PAW’s Predictions on the Not So Easy World of Analytics
By Sarianne Gruber
Welcome to 2018! This year Predictive Analytics World (PAW) wants to know in the world of analytics and healthcare “Is there an ‘Easy Button’ for Analytics?” PAW moderator Jeff Deal, VP Operations for Elder Research recalled the slogan “that was easy” from the popular commercial expressing how easy it was to buy office supplies. “Easy in analytics takes on a whole new meaning. It is never going to be like buying office supplies or installing Microsoft Office. Has bringing analytics to healthcare has it gotten any easier than 5 to 10 years ago? Are we making progress in automating the analytic industry?” posed Deal to three distinguished panelists. Addressing these not so easy questions were panelists: John Elder, Ph.D., Founder and Chairman, Elder Research, Inc., Ken Yale, DDS, Chief Analytics Officer, Delta Dental of California and Pamela Peele, Ph.D., Chief Analytics Officer UPMC Health Plan & UPMC Enterprises. Note that the material presented below has been gently edited.
Where the Future Investment lies in Analytics
Automated Data – Different sources of health and medical data have varying degrees of accessibility. In a claims payment system much of the data is fully automated and very adaptable. This type of system can easily be designed to send alerts when something is over-utilized. “In a situation where you are constricted or constrained because you have to use EHRs, you need to figure out how to normalize and standardize the data, which is a real disadvantage,” Dr. Yale affirmed. A long-term handicap has been our acting legislation, logged with at least five years of past testimony, and when passed becomes codified into law – as in case of the Affordable Care Act with electronic medical records. Inadvertently, this has led to restricting data to a certain shape and form. It eliminates the means for innovation and doesn’t necessarily comply to the way hospitals are run. “If you are in a system where you are stuck in a regulatory environment where you have to report to regulatory or meet CMS requirements you are at a huge disadvantage. And, yes it very difficult both timely and costly. But I believe we are going towards the digitalization of everything so that we can actually work outside that system and get a lot better results. There is an easy button but we are not there. I think in the next 3 years we will see some very interesting things,” predicts Yale.
Infrastructure – “Investment needs to be in making the data fit for consumption.
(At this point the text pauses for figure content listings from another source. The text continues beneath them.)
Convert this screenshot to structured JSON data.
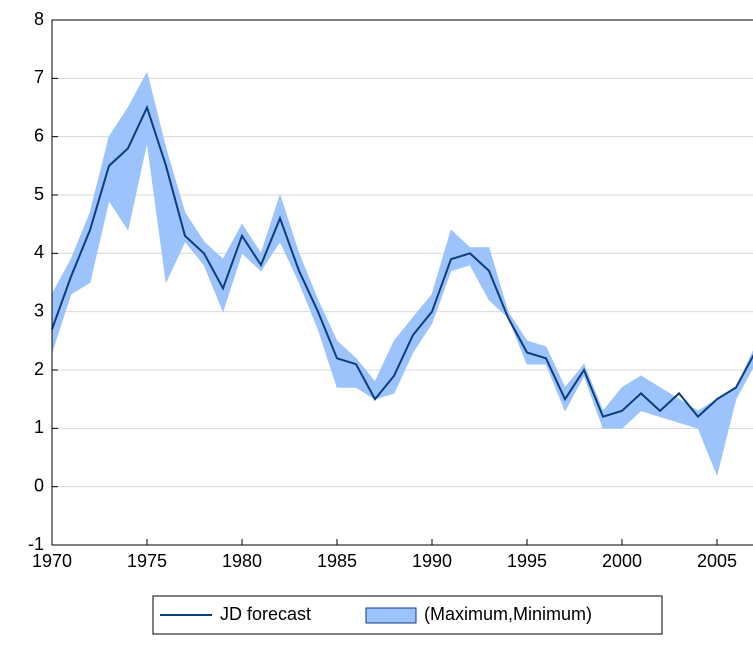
{
  "chart_data": {
    "type": "line",
    "x": [
      1970,
      1971,
      1972,
      1973,
      1974,
      1975,
      1976,
      1977,
      1978,
      1979,
      1980,
      1981,
      1982,
      1983,
      1984,
      1985,
      1986,
      1987,
      1988,
      1989,
      1990,
      1991,
      1992,
      1993,
      1994,
      1995,
      1996,
      1997,
      1998,
      1999,
      2000,
      2001,
      2002,
      2003,
      2004,
      2005,
      2006,
      2007
    ],
    "series": [
      {
        "name": "JD forecast",
        "color": "#0c3d7c",
        "values": [
          2.7,
          3.6,
          4.4,
          5.5,
          5.8,
          6.5,
          5.5,
          4.3,
          4.0,
          3.4,
          4.3,
          3.8,
          4.6,
          3.7,
          3.0,
          2.2,
          2.1,
          1.5,
          1.9,
          2.6,
          3.0,
          3.9,
          4.0,
          3.7,
          2.9,
          2.3,
          2.2,
          1.5,
          2.0,
          1.2,
          1.3,
          1.6,
          1.3,
          1.6,
          1.2,
          1.5,
          1.7,
          2.3
        ]
      }
    ],
    "band": {
      "name": "(Maximum,Minimum)",
      "color": "#9cc3fb",
      "upper": [
        3.3,
        3.9,
        4.7,
        6.0,
        6.5,
        7.1,
        5.8,
        4.7,
        4.2,
        3.9,
        4.5,
        4.0,
        5.0,
        4.0,
        3.2,
        2.5,
        2.2,
        1.8,
        2.5,
        2.9,
        3.3,
        4.4,
        4.1,
        4.1,
        3.0,
        2.5,
        2.4,
        1.7,
        2.1,
        1.3,
        1.7,
        1.9,
        1.7,
        1.5,
        1.3,
        1.5,
        1.7,
        2.4
      ],
      "lower": [
        2.3,
        3.3,
        3.5,
        4.9,
        4.4,
        5.9,
        3.5,
        4.2,
        3.8,
        3.0,
        4.0,
        3.7,
        4.2,
        3.5,
        2.7,
        1.7,
        1.7,
        1.5,
        1.6,
        2.3,
        2.8,
        3.7,
        3.8,
        3.2,
        2.9,
        2.1,
        2.1,
        1.3,
        1.9,
        1.0,
        1.0,
        1.3,
        1.2,
        1.1,
        1.0,
        0.2,
        1.5,
        2.1
      ]
    },
    "xlim": [
      1970,
      2007
    ],
    "xticks": [
      1970,
      1975,
      1980,
      1985,
      1990,
      1995,
      2000,
      2005
    ],
    "ylim": [
      -1,
      8
    ],
    "yticks": [
      -1,
      0,
      1,
      2,
      3,
      4,
      5,
      6,
      7,
      8
    ],
    "grid": true
  }
}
The University of Pittsburgh Medical Center invested 2 billion dollars in analytic infrastructure and operations. That’s no easy button” conceded Dr. Peele. In her opinion automating analytics is like putting the cart before the horse, especially when most organization don’t have their data together. She thinks attention must first be first in establishing quality data, before hiring data scientists or purchasing “fancy” software.
Customer Behavior – The next overlay to clinical and claims data is Customer Behavioral Data. More and more we want to know things like what type of food patients are purchasing or are they drinking too much. There are several vendors that collect consumer data, and Delta Dental selected Axciom. Its data dictionary contains 1800 health-related variables from cooking behavior to shopping behavior. “We had an algorithm that could predict my health score and a number of other variables based on predictive analytics using claims data and some clinical data. When we combined the model with some consumer data, it was amazing what can be learned from what you buy and what you eat. The consumer data is very, very specific. It is like a crystal ball. Combing this rich data with healthcare data at the point in time when you saw your doctor or when you went to the hospital, the results become extremely robust and very useful,” said Dr. Yale with encouragement.
Cultural Change – “It doesn’t matter how ‘scary smarty pants’ we are, how much computational power we have or how good our algorithms are for artificial intelligence. We must ingest what we are learning analytically and feed the narrative to the organization,” exclaimed Dr. Peele. She contends that if the organization can’t or won’t consume analytics, the organization doesn’t change. And even if it is consumed, but the organization isn’t changing based on what we are surfacing, the value of what we are doing is zero. The most effective change is taking what we learn through our intelligence and delivering results to the industry leaders. Dr. Yale then interjected, “A lack of change is an impediment to finding that easy button.”
Leadership – Moderator Jeff Deal joined in the discussion from the consulting perspective. He contends that without strong organizational buy-in and strong leadership, it doesn’t matter what easy buttons are out there. You are not going to get the buy-in from the people throughout the organization unless you have buy-in at the top, where the budget is determined and most importantly where cultural change derives. The expectation how you are going to succeed in an organization funnels through how the organization operates. Dr. Elder recommended highly Jeff Deal’s and Gerhard Pilcher’s book entitled Mining Your Own Business to help learn what issues need to be addressed to help decision makers get over the hurdle of accepting analytics. “Healthcare is a tough one because you have privacy issues with data, headstrong physician end-users and pushback getting people to change how they are doing everything, all of which is a tough sell. And yet, it is possible,” stated Elder optimistically.